Dans plusieurs rapports d’accidents, le BEA fait état de « manoeuvres dangereuses, non nécessaires à la conduite normale du vol ».
Dans la troisième partie de son Rapport sur la Sécurité aérienne en 2018, la Direction de la Sécurité de l’aviation civile (DSAC) publie une contribution du Bureau d’enquête et d’analyse pour la sécurité de l’aviation civile (BEA) relative à la prise de risque en aviation légère.
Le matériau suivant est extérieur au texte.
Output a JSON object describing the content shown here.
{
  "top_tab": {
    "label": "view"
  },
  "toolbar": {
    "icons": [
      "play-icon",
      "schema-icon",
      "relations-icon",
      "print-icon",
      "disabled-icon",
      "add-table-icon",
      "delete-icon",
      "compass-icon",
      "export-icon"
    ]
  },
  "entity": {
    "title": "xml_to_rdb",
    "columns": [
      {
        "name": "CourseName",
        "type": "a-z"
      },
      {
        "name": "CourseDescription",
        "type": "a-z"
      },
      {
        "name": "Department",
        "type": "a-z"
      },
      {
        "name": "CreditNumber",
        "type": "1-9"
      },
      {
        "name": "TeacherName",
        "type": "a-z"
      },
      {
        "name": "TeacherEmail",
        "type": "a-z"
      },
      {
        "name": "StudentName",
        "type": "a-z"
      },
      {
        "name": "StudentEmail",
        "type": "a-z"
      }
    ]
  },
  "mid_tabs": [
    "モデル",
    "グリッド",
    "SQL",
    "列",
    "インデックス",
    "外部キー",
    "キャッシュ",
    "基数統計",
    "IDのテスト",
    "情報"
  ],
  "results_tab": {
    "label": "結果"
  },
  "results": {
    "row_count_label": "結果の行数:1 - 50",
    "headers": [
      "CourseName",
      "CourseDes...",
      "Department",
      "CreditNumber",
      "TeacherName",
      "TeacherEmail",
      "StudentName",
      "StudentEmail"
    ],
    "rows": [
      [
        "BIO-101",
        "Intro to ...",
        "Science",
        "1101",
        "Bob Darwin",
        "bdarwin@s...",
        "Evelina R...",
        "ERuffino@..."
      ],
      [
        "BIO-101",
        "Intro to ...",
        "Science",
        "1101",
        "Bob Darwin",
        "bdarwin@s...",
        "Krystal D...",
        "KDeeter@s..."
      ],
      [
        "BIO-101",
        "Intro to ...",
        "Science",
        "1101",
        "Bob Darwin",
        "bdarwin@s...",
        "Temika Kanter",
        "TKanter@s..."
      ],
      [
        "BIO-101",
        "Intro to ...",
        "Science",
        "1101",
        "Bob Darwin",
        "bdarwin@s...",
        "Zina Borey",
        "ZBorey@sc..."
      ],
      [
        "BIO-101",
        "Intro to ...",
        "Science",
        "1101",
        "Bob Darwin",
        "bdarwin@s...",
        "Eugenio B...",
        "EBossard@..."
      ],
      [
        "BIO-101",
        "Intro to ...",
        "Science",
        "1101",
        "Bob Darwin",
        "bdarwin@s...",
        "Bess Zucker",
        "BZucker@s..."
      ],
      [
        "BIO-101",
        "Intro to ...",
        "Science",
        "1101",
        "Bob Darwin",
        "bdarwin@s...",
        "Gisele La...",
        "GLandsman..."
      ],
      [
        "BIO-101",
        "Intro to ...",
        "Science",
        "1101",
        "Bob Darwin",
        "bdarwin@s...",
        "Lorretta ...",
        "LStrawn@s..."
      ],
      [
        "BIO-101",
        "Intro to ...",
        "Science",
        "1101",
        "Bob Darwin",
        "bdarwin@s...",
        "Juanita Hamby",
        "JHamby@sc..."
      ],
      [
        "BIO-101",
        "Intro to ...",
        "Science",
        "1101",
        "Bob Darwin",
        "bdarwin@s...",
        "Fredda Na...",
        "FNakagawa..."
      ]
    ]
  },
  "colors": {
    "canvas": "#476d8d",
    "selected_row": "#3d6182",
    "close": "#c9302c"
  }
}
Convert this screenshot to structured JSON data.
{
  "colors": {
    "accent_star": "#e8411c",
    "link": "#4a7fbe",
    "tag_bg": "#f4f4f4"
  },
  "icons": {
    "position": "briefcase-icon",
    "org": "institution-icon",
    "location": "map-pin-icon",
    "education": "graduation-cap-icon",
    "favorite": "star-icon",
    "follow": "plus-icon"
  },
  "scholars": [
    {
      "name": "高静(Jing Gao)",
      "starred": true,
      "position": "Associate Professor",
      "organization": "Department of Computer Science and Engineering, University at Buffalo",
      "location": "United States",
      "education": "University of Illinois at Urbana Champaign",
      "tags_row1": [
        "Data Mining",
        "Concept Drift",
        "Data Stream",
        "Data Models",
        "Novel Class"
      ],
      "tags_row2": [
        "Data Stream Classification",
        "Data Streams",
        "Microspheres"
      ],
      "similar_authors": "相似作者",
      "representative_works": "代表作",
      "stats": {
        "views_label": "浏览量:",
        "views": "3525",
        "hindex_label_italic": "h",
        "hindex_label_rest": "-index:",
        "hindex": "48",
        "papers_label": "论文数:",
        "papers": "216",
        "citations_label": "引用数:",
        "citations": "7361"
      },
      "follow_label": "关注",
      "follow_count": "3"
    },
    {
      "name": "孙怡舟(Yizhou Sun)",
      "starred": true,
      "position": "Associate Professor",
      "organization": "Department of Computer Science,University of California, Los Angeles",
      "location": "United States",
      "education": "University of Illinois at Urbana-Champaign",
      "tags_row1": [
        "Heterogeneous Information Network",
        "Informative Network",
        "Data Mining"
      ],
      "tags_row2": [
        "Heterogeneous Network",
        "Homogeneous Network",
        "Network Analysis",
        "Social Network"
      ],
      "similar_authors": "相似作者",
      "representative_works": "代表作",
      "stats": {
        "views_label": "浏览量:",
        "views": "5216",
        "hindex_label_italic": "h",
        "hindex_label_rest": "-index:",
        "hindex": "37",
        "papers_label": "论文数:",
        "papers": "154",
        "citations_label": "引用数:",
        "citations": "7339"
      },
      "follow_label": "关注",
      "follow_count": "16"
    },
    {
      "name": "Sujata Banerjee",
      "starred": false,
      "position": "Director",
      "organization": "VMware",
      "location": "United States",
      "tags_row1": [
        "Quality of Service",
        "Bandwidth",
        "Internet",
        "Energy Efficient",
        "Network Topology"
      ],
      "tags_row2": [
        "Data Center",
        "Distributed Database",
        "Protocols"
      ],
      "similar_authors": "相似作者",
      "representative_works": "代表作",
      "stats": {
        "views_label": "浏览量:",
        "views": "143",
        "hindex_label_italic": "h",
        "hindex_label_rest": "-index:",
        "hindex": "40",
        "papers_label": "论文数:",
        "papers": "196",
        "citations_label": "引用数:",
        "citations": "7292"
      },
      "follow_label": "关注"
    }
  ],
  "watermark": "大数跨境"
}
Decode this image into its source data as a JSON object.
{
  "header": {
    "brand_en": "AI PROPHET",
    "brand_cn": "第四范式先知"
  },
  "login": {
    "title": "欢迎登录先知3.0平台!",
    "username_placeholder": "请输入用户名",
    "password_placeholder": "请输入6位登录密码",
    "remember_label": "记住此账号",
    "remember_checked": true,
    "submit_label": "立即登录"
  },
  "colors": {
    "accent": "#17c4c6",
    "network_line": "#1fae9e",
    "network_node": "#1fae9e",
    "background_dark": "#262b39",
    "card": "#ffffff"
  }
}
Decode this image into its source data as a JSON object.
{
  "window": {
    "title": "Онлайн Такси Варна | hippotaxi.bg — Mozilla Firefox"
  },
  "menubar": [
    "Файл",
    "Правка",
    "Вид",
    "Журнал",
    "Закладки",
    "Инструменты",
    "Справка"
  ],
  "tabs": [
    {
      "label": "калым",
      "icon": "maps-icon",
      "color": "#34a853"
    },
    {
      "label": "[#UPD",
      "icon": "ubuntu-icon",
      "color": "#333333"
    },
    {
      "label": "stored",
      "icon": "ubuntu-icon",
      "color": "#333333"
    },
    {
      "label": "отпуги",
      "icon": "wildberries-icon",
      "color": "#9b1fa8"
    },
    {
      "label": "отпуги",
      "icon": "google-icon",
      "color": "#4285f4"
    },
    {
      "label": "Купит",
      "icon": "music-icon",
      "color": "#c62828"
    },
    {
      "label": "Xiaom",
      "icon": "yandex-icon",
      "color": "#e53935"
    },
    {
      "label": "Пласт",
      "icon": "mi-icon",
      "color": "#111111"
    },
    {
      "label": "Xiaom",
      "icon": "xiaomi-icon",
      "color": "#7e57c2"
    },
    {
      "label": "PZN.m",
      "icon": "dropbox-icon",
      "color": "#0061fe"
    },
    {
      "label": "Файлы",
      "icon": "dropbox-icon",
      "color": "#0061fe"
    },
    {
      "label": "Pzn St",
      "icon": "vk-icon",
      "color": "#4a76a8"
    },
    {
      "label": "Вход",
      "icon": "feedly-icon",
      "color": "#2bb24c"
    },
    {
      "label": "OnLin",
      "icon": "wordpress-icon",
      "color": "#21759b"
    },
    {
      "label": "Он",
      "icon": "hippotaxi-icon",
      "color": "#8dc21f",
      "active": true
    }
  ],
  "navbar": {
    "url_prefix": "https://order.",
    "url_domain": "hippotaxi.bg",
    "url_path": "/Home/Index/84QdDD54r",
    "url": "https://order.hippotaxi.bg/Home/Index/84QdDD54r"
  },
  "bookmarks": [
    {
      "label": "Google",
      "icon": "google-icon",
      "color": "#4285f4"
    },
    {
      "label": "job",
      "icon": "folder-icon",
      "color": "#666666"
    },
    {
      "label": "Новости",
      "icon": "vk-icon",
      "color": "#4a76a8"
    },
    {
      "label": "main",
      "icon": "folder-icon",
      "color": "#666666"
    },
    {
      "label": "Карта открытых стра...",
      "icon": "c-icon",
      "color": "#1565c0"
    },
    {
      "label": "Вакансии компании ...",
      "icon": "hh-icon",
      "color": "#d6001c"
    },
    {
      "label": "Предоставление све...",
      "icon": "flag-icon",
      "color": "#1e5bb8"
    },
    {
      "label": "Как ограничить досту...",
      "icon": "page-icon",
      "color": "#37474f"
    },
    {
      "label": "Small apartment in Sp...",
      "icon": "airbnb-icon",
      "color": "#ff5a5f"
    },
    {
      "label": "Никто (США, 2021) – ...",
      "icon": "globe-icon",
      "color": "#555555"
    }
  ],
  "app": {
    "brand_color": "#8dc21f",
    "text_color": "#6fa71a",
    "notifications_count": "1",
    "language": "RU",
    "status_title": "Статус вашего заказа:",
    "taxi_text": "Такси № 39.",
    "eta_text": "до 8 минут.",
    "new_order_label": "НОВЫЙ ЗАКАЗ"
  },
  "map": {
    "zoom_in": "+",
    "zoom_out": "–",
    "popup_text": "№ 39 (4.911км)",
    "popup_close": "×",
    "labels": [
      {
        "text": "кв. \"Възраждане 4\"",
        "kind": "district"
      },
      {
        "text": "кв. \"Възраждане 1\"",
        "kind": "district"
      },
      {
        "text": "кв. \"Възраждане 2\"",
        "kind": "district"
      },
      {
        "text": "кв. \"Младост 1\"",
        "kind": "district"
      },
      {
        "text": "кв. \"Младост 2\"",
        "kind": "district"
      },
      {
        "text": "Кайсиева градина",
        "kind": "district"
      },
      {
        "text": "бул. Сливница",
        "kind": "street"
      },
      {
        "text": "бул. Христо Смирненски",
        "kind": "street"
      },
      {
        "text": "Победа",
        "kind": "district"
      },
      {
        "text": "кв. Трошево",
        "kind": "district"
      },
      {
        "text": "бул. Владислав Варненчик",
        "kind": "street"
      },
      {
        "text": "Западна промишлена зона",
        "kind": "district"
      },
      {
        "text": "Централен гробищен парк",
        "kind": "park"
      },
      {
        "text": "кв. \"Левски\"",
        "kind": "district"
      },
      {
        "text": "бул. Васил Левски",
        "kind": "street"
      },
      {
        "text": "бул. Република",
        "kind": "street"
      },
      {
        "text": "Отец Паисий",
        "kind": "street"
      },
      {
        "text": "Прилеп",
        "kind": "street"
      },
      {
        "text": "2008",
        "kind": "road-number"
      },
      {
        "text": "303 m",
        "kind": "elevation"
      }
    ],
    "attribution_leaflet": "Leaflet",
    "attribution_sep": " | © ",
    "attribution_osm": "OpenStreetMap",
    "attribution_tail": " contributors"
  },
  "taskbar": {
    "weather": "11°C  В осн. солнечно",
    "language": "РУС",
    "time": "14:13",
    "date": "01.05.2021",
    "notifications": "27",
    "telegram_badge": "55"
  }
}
Ainsi, en 2018, le BEA a relevé trois accidents mortels d’aéronefs légers en France consécutifs à « des manoeuvres dangereuses, non nécessaires à la conduite normale du vol » :
– la collision d’un Yak-18 avec le sol lors d’une manoeuvre acrobatique réalisée à l’issue d’un passage à faible hauteur au-dessus de la piste (2 morts),
– la collision d’un TB-20 avec la surface de la mer lors d’un passage réalisé à très faible hauteur à proximité du rivage (2 morts),
– la collision d’un paramoteur avec la surface de l’eau lors du survol à très faible hauteur d’une rivière en crue (1 mort).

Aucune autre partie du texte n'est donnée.